Bacon blue crab mac & cheese was pulled along by the swirling undertow of bacon and succulent pieces of crustacean, though the orecchiette seemed to have held a bit too much water from their boiling, thus thinning out the otherwise excellent gathering of asiago and fontina in what Executive Chef Nick Fabian told me was essentially a fennel-and-red-onion vodka cream sauce. Still, it was a dish that we couldn’t stop picking at, especially with its spiced-panko-and-parmesan crown. Crab bisque, smoky with paprika oil, was a workhorse winner; what it might have lacked in excitement, it made up for in the sort of comforting flavor that you hope for from a generous cupful of it.

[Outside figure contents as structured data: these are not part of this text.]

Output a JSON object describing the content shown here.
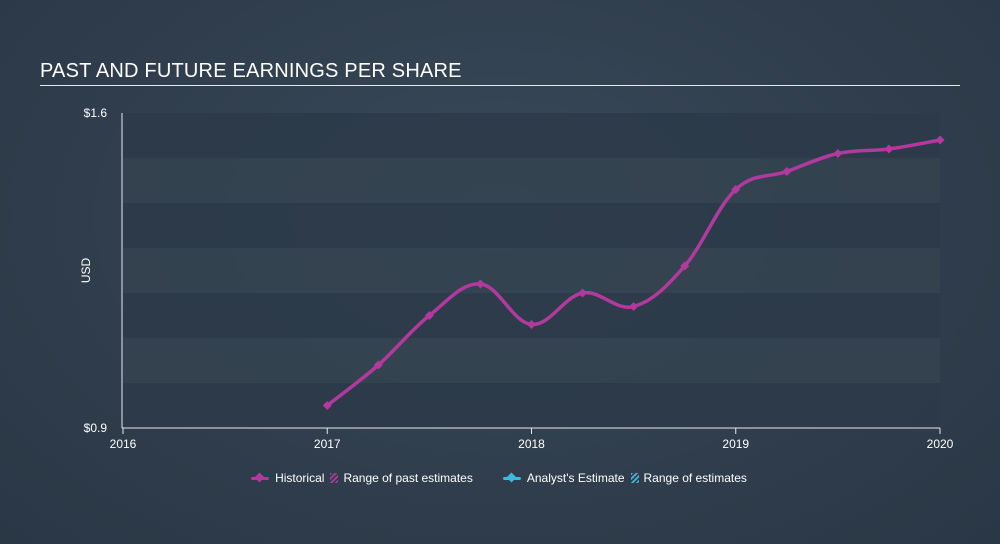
{
  "title": "PAST AND FUTURE EARNINGS PER SHARE",
  "colors": {
    "historical": "#b2399e",
    "analyst": "#3fb8db",
    "band_dark": "#2c3a49",
    "band_light": "#34434f",
    "axis": "#e6e9ec",
    "text": "#ffffff"
  },
  "legend": {
    "historical": "Historical",
    "past_range": "Range of past estimates",
    "analyst": "Analyst's Estimate",
    "range": "Range of estimates"
  },
  "chart_data": {
    "type": "line",
    "title": "PAST AND FUTURE EARNINGS PER SHARE",
    "xlabel": "",
    "ylabel": "USD",
    "xlim": [
      2016,
      2020
    ],
    "ylim": [
      0.9,
      1.6
    ],
    "x_ticks": [
      2016,
      2017,
      2018,
      2019,
      2020
    ],
    "x_tick_labels": [
      "2016",
      "2017",
      "2018",
      "2019",
      "2020"
    ],
    "y_tick_labels": [
      "$1.6",
      "$0.9"
    ],
    "y_ticks": [
      1.6,
      0.9
    ],
    "grid": "horizontal bands",
    "legend_position": "bottom-center",
    "series": [
      {
        "name": "Historical",
        "x": [
          2017.0,
          2017.25,
          2017.5,
          2017.75,
          2018.0,
          2018.25,
          2018.5,
          2018.75,
          2019.0,
          2019.25,
          2019.5,
          2019.75,
          2020.0
        ],
        "values": [
          0.95,
          1.04,
          1.15,
          1.22,
          1.13,
          1.2,
          1.17,
          1.26,
          1.43,
          1.47,
          1.51,
          1.52,
          1.54
        ]
      }
    ]
  }
}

Even the steamed artichoke excelled, each leaf growing more and more tender, the Pecorino Romano and garlicky oil generously anointing its petals, the garlic-confit mayonnaise almost floral in the context of the thistle. That mayo was so good that I wish they’d offer it as a side to dip the crispy fries into; while any restaurant that makes its own ketchup should be lauded, the outcome, in this case, didn’t seem to justify the effort. Better to double-dip with the mayo and take full advantage of such an excellent accompaniment.

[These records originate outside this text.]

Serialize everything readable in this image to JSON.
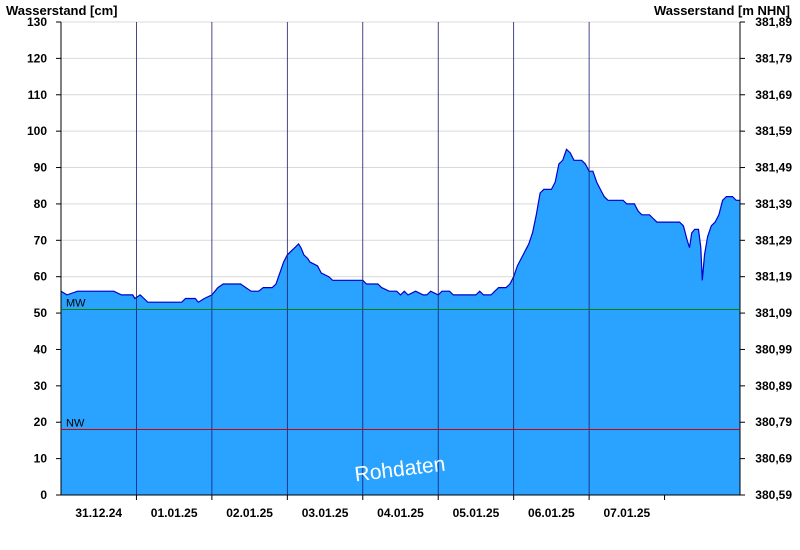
{
  "chart_data": {
    "type": "area",
    "y_left": {
      "label": "Wasserstand [cm]",
      "min": 0,
      "max": 130,
      "step": 10,
      "ticks": [
        "0",
        "10",
        "20",
        "30",
        "40",
        "50",
        "60",
        "70",
        "80",
        "90",
        "100",
        "110",
        "120",
        "130"
      ]
    },
    "y_right": {
      "label": "Wasserstand [m NHN]",
      "ticks": [
        "380,59",
        "380,69",
        "380,79",
        "380,89",
        "380,99",
        "381,09",
        "381,19",
        "381,29",
        "381,39",
        "381,49",
        "381,59",
        "381,69",
        "381,79",
        "381,89"
      ]
    },
    "x": {
      "categories": [
        "31.12.24",
        "01.01.25",
        "02.01.25",
        "03.01.25",
        "04.01.25",
        "05.01.25",
        "06.01.25",
        "07.01.25"
      ],
      "range_days": [
        0,
        8
      ]
    },
    "reference_lines": [
      {
        "label": "MW",
        "value": 51,
        "color": "#008000"
      },
      {
        "label": "NW",
        "value": 18,
        "color": "#cc0000"
      }
    ],
    "watermark": "Rohdaten",
    "colors": {
      "fill": "#29a3ff",
      "line": "#0000cc",
      "grid": "#000000"
    },
    "series": [
      {
        "points": [
          [
            0.0,
            56
          ],
          [
            0.08,
            55
          ],
          [
            0.22,
            56
          ],
          [
            0.7,
            56
          ],
          [
            0.8,
            55
          ],
          [
            0.95,
            55
          ],
          [
            0.98,
            54
          ],
          [
            1.05,
            55
          ],
          [
            1.1,
            54
          ],
          [
            1.15,
            53
          ],
          [
            1.6,
            53
          ],
          [
            1.65,
            54
          ],
          [
            1.78,
            54
          ],
          [
            1.82,
            53
          ],
          [
            1.9,
            54
          ],
          [
            2.0,
            55
          ],
          [
            2.08,
            57
          ],
          [
            2.15,
            58
          ],
          [
            2.38,
            58
          ],
          [
            2.45,
            57
          ],
          [
            2.52,
            56
          ],
          [
            2.62,
            56
          ],
          [
            2.68,
            57
          ],
          [
            2.8,
            57
          ],
          [
            2.85,
            58
          ],
          [
            2.9,
            61
          ],
          [
            2.95,
            64
          ],
          [
            3.0,
            66
          ],
          [
            3.05,
            67
          ],
          [
            3.1,
            68
          ],
          [
            3.15,
            69
          ],
          [
            3.18,
            68
          ],
          [
            3.22,
            66
          ],
          [
            3.27,
            65
          ],
          [
            3.3,
            64
          ],
          [
            3.4,
            63
          ],
          [
            3.45,
            61
          ],
          [
            3.55,
            60
          ],
          [
            3.6,
            59
          ],
          [
            4.0,
            59
          ],
          [
            4.05,
            58
          ],
          [
            4.2,
            58
          ],
          [
            4.25,
            57
          ],
          [
            4.35,
            56
          ],
          [
            4.45,
            56
          ],
          [
            4.5,
            55
          ],
          [
            4.55,
            56
          ],
          [
            4.6,
            55
          ],
          [
            4.7,
            56
          ],
          [
            4.8,
            55
          ],
          [
            4.85,
            55
          ],
          [
            4.9,
            56
          ],
          [
            5.0,
            55
          ],
          [
            5.05,
            56
          ],
          [
            5.15,
            56
          ],
          [
            5.2,
            55
          ],
          [
            5.5,
            55
          ],
          [
            5.55,
            56
          ],
          [
            5.6,
            55
          ],
          [
            5.7,
            55
          ],
          [
            5.75,
            56
          ],
          [
            5.8,
            57
          ],
          [
            5.9,
            57
          ],
          [
            5.95,
            58
          ],
          [
            6.0,
            60
          ],
          [
            6.05,
            63
          ],
          [
            6.1,
            65
          ],
          [
            6.15,
            67
          ],
          [
            6.2,
            69
          ],
          [
            6.25,
            72
          ],
          [
            6.3,
            77
          ],
          [
            6.35,
            83
          ],
          [
            6.4,
            84
          ],
          [
            6.5,
            84
          ],
          [
            6.55,
            86
          ],
          [
            6.6,
            91
          ],
          [
            6.65,
            92
          ],
          [
            6.7,
            95
          ],
          [
            6.75,
            94
          ],
          [
            6.8,
            92
          ],
          [
            6.9,
            92
          ],
          [
            6.95,
            91
          ],
          [
            7.0,
            89
          ],
          [
            7.05,
            89
          ],
          [
            7.1,
            86
          ],
          [
            7.15,
            84
          ],
          [
            7.2,
            82
          ],
          [
            7.25,
            81
          ],
          [
            7.45,
            81
          ],
          [
            7.5,
            80
          ],
          [
            7.6,
            80
          ],
          [
            7.65,
            78
          ],
          [
            7.7,
            77
          ],
          [
            7.8,
            77
          ],
          [
            7.85,
            76
          ],
          [
            7.9,
            75
          ],
          [
            8.2,
            75
          ],
          [
            8.25,
            74
          ],
          [
            8.3,
            70
          ],
          [
            8.33,
            68
          ],
          [
            8.36,
            72
          ],
          [
            8.4,
            73
          ],
          [
            8.45,
            73
          ],
          [
            8.48,
            68
          ],
          [
            8.5,
            59
          ],
          [
            8.53,
            66
          ],
          [
            8.57,
            71
          ],
          [
            8.62,
            74
          ],
          [
            8.67,
            75
          ],
          [
            8.72,
            77
          ],
          [
            8.77,
            81
          ],
          [
            8.82,
            82
          ],
          [
            8.9,
            82
          ],
          [
            8.95,
            81
          ],
          [
            9.0,
            81
          ]
        ]
      }
    ]
  }
}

The only letdowns, really, were the cole slaw—with this kind of food, I want a lusty, mayo-and-vinegar-smacked slaw, not the reticence of the subtle sesame-oil-ginger-and-soy we received instead—and the Dutch chocolate cake. While the cake was perfectly fine on its own, it was overwhelmed by a creme anglaise that was just too perfumed with orange zest. Fortunately, the Dutch apple crisp redeemed it. An almost impossibly delicate crust, flaky yet structured, wrapped its elegant rim around generous hunks of apple singing with cinnamon, clove and nutmeg and crowned by an orb of vanilla ice cream.
So, all in all, thumbs way up to this Old City reinvention; from the first moment in the door to the last bite of dessert, Craft and Claw is an excellent addition to the neighborhood.
CRAFT & CLAW
126 Chestnut St. 267.886.9266. craftandclaw.com
Cuisine type: All the comforts of crabs and their accoutrements.
Hours: Sun., 3–10pm; Mon.–Wed., Dinner: 5–10pm, Bar: 5pm-2am; Thurs.–Sat., Dinner: 5–11pm, Bar: 5pm-2am.
Price range: $7.50–$19 (crabs are sold by the pound).
Atmosphere: Industrial, open and welcoming.
Food: Comforting and generally well crafted.
Service: Knowledgeable and professional.